大塚 康徳 (筑波大学 生物学類 4年)  指導教官:藤井 宏一 (筑波大学 生物科学系)


はじめに

 マメゾウムシ(Bruchidae)の多くの種は卵を豆の表面に塗り固めるように産卵 する。そのため卵から孵化した幼虫はそのまま豆の内部に侵入する。しかし、マ メゾウムシの一種であるインゲンゾウムシ (Acanthoscelides obtectus)の雌は豆の表面や周囲にまき散らすように産卵する。そのため 卵から孵化したインゲンゾウムシの幼虫は豆を求めて歩く必要がある。豆に たどり着いた幼虫は豆の表面に侵入孔と呼ばれる小さな穴を開けて豆に侵入する が、羽化してくる幼虫の数は侵入孔の数を上回っていることが多い。これは 一匹の幼虫が豆に侵入孔を開けて侵入すると、後から何匹もの幼虫がその穴を利 用して豆に侵入するためである。
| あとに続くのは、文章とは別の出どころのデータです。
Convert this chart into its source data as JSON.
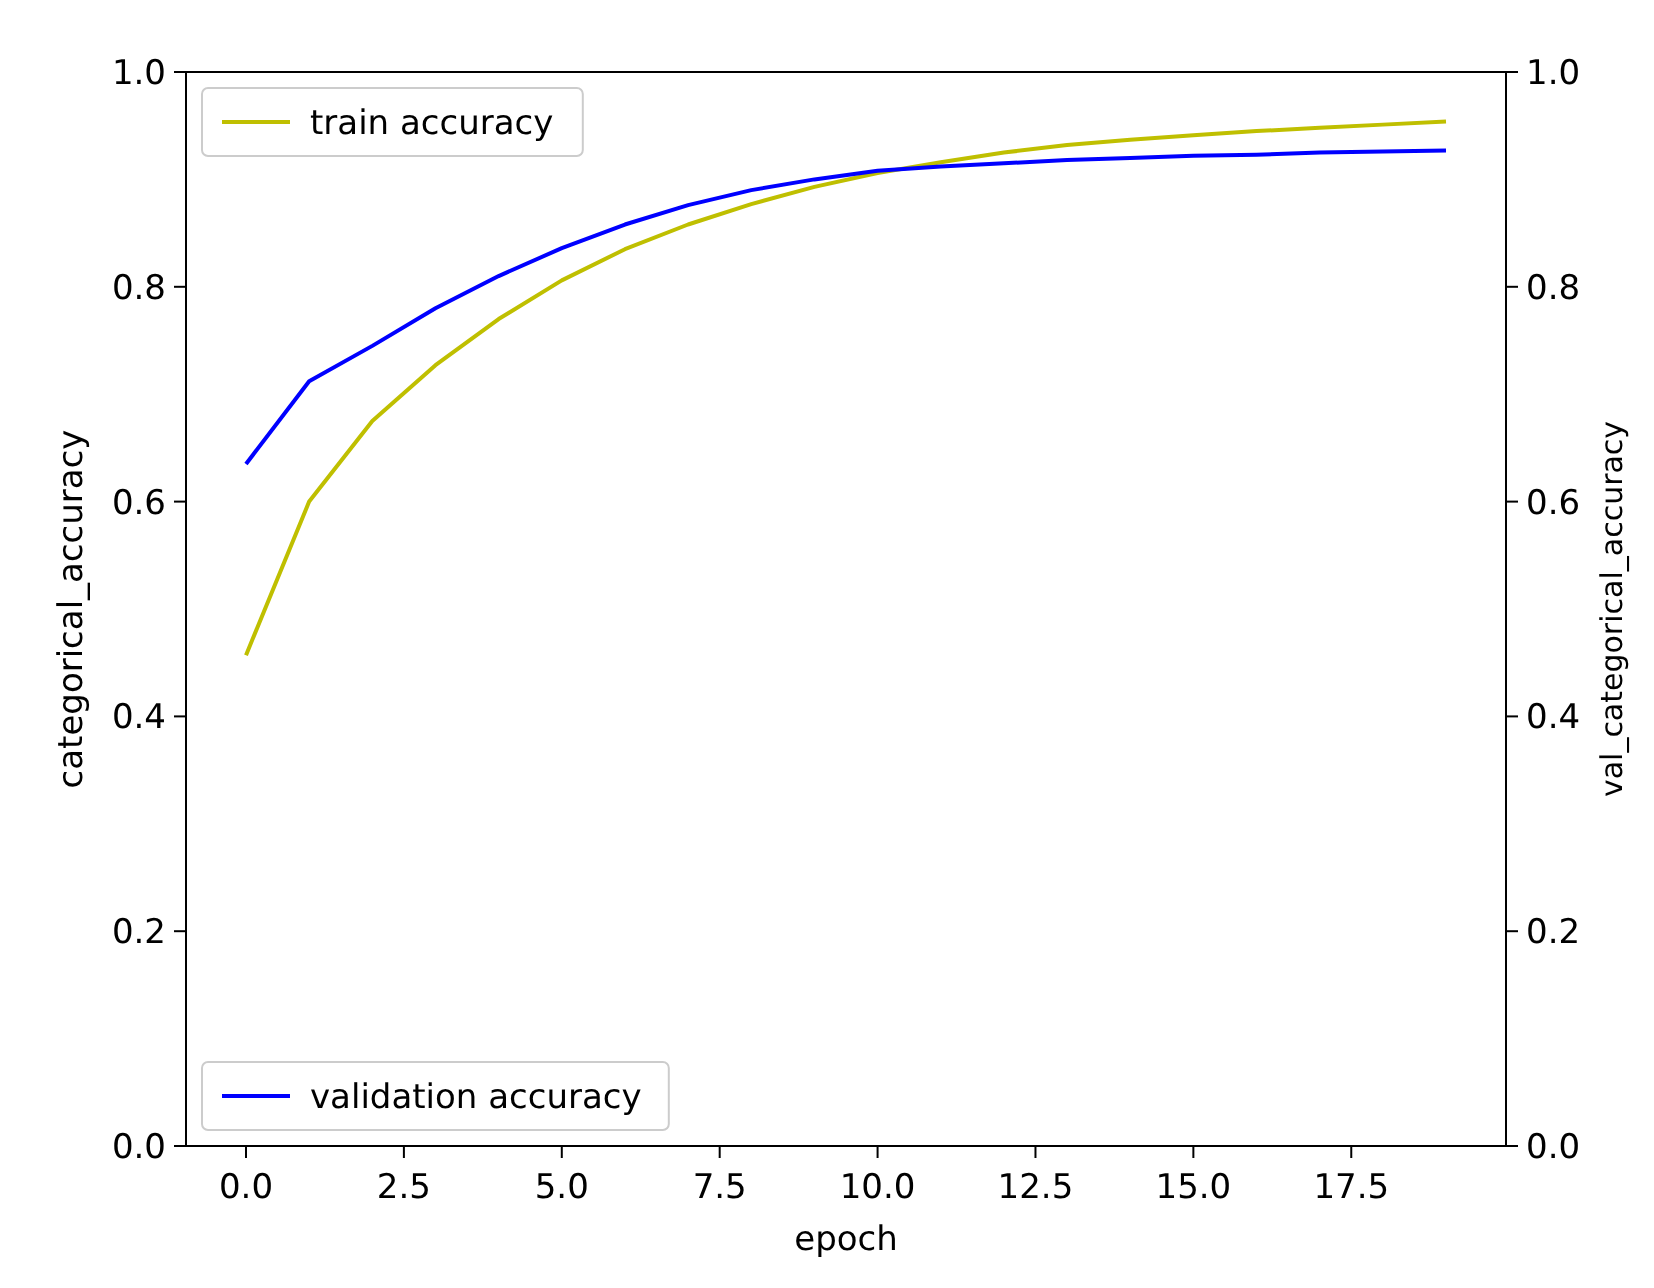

最初に侵入孔を開けて侵入する幼虫はパイオニ ア(pioneer)、パイオニアが開けた侵入孔を利用して後から豆に侵入する幼虫は フォロアー(follower)と呼ばれる。フォロアーは自ら侵入孔を開けて豆に侵入 しないため、パイオニアよりもエネルギー消費が少ないと考えられる。そのため、 パイオニアよりもフォロアーの方が有利とも考えられるが、パイオニアに対して フォロアーの数が増えすぎてしまうと、侵入孔の数が不足してしまい、結果とし て羽化してくる成虫の数が減少してしまうことも予想される。パイオニアとフォ ロアーの最適な割合とはどのような割合なのだろうか。本研究では実験室で飼育 しているインゲンゾウムシの個体群全体でのパイオニアとフォロアーの割合 がどの ような値になっているか。そして、雌個体間で産卵する幼虫タイプの割 合に差が存在するのかについて調べることを目的としている。

実験方法

 実験個体群のパイオニアとフォロアーの割合を調べるために、卵密度を変化さ せて数日後に孵化卵数、幼虫死体数、そして侵入孔の数を数えた。雌個体間で産 卵する幼虫タイプの割合に差が存在するのか調べるために豆1個に対して卵を1 卵ずつにしてすべての卵の孵化までの日数を記録し、豆への侵入の有無を調べた。

結果と考察

 孵化卵数に対するパイオニアの割合は卵密度が高くなるにつれて小さくなり 侵入孔はせいぜい2どまりであった。このことより、本来はパイオニアの能力を 持っている幼虫も侵入孔があればフォロアーとして豆に侵入していると考えられ る。また、豆1個に対して1卵ずつ、そして卵密度が低い場合に多く見られた幼 虫の死体が卵密度が高くなるにつれて減少していったことから、パイオニアとフォ ロアーという二つのタイプが遺伝的なものである可能性が高いと考えられる。雌 個体間にはパイオニアの割合が大きい個体と小さい個体がおり、産卵数などと関 連づけて今後さらに考察していきたい。